How I Became a Drum Maker
I have always been attracted to drums; they are living beings to me.
As a child I spent summer evenings with my parents watching native dance performances at local community events. The sounds from shell leggings, tin jingles, rattles and dance drums are some of my first musical impressions. As a Junior High school art teacher, I attended pow wows with a First Nations family whose children were in my art classes. Their willingness to include me in their culture’s indigenous art forms gave me opportunities to watch native hoop drums being played, and ceremonial drums being assembled and prepared.
In 1986 I was invited to join a shamanic drumming circle but I seemed unable to ‘journey’ by visualizing. Another member of the circle went to his power animals to ask “Why is Kristen blind?” He returned with the answer, “It’s the wrong drum.

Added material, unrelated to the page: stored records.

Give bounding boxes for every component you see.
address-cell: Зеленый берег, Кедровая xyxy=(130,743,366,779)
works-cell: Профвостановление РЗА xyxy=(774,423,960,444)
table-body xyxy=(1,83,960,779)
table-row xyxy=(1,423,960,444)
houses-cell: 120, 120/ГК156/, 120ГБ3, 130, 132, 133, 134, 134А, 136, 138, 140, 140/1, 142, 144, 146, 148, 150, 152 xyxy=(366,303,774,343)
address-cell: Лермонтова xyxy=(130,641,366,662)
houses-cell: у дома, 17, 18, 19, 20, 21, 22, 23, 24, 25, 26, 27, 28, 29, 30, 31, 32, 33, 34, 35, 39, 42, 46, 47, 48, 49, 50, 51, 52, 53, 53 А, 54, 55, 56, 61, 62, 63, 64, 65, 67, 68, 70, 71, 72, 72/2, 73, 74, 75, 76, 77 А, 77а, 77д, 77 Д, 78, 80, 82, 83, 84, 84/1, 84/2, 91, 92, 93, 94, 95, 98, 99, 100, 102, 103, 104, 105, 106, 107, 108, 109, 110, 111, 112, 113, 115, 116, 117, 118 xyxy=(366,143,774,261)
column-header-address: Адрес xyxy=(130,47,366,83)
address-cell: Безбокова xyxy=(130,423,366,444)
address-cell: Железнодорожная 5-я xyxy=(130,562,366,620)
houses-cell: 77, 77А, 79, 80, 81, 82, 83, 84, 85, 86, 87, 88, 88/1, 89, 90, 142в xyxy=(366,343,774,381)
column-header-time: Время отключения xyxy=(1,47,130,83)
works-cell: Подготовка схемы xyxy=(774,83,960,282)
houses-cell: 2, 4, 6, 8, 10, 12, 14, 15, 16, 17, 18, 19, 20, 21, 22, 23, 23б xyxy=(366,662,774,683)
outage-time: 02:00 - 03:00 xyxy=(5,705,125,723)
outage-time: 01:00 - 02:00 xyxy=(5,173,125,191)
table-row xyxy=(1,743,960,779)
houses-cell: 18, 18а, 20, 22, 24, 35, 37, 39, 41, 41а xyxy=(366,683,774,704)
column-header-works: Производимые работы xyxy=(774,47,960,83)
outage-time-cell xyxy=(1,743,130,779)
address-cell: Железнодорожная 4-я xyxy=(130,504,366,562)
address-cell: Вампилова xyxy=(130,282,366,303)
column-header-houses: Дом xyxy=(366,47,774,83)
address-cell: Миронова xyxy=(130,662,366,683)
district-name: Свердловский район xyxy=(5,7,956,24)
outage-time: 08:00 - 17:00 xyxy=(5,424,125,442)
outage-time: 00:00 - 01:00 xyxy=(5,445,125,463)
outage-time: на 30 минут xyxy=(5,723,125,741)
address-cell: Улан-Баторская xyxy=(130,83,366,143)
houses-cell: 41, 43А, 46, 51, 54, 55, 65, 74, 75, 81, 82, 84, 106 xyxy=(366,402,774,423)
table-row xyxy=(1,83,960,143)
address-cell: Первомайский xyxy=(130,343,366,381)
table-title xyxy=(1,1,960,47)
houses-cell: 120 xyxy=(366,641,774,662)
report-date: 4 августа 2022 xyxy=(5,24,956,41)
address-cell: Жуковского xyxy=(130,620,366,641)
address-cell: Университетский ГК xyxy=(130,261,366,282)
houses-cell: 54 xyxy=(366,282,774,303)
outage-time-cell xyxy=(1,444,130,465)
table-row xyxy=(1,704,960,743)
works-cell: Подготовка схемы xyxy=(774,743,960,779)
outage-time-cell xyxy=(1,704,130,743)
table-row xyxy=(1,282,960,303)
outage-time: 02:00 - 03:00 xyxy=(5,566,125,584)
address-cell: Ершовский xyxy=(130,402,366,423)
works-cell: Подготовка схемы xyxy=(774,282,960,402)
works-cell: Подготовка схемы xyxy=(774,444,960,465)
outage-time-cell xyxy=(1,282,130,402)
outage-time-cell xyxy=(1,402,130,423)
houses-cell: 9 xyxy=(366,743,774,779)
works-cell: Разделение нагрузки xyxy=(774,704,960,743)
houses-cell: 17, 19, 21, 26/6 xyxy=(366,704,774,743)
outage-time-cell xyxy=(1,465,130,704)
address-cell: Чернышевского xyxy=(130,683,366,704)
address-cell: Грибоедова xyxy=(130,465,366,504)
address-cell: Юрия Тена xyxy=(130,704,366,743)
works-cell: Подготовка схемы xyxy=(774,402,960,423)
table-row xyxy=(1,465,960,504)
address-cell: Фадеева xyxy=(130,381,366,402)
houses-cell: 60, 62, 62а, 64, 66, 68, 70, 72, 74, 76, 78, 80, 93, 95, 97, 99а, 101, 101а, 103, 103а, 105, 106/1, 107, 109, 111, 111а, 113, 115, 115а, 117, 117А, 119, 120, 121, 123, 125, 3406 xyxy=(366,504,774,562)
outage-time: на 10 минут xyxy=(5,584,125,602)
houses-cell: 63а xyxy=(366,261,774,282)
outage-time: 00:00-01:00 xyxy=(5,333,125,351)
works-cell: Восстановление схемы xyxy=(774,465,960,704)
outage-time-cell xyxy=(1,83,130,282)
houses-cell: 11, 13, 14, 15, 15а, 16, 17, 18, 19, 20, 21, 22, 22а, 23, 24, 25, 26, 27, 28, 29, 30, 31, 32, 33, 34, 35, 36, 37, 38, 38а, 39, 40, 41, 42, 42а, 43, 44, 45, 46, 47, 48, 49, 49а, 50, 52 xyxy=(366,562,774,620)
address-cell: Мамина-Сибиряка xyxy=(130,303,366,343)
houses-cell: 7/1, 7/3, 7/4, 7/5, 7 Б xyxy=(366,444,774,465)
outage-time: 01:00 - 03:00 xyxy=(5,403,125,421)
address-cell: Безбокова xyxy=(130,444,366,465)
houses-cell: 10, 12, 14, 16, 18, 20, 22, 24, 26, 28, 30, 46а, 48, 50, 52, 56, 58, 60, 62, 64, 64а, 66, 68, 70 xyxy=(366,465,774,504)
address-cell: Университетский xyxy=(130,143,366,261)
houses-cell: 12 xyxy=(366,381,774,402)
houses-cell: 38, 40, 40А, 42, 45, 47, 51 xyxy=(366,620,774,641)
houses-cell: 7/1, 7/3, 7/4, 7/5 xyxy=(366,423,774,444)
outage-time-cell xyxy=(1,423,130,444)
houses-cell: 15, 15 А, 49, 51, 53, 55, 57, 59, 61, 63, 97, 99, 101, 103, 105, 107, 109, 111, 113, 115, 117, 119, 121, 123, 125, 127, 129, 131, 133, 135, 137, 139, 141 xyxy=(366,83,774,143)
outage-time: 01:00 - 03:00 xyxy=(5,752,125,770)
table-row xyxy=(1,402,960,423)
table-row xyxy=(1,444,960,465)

She has to make her own.” This man (who had never built a drum and did not know me before this experience) brought back detailed instructions of where I was to find materials and how I was to proceed. Although at first I received advice from an Ojibwa friend, a MicMac medicine woman, and my First Nations students at the Nova Scotia College of Art and Design where I was teaching, I have never claimed my drums were “native.” I believe this would be disrespectful to the help and friendship that was shown me.
I understand my drum making is a rite of passage which draws from many paths of spiritual practice. In learning how to make a drum, I have become a co creator with the Life Force in the reincarnation of skin and wood into voice. Although I am trained as a visual artist and art educator, I am self-taught by my life experiences to be a frame drum maker.
When I finish building a drum, I take it outside and show it to the four Directions, then claim it with my breath, then display it again to the Directions as my child. After this I touch the new drum to a natural presence—a rock, tree, flower, water—and let the energy of my effort flow into the earth as a gift of food for the Holy. I received this drum ceremony from the first drum I made. I consider myself taught by the drums themselves to be a drum maker. This is as it should be, because I believe the only appropriate credentials a drum maker can have, ultimately, are the voices of her drums.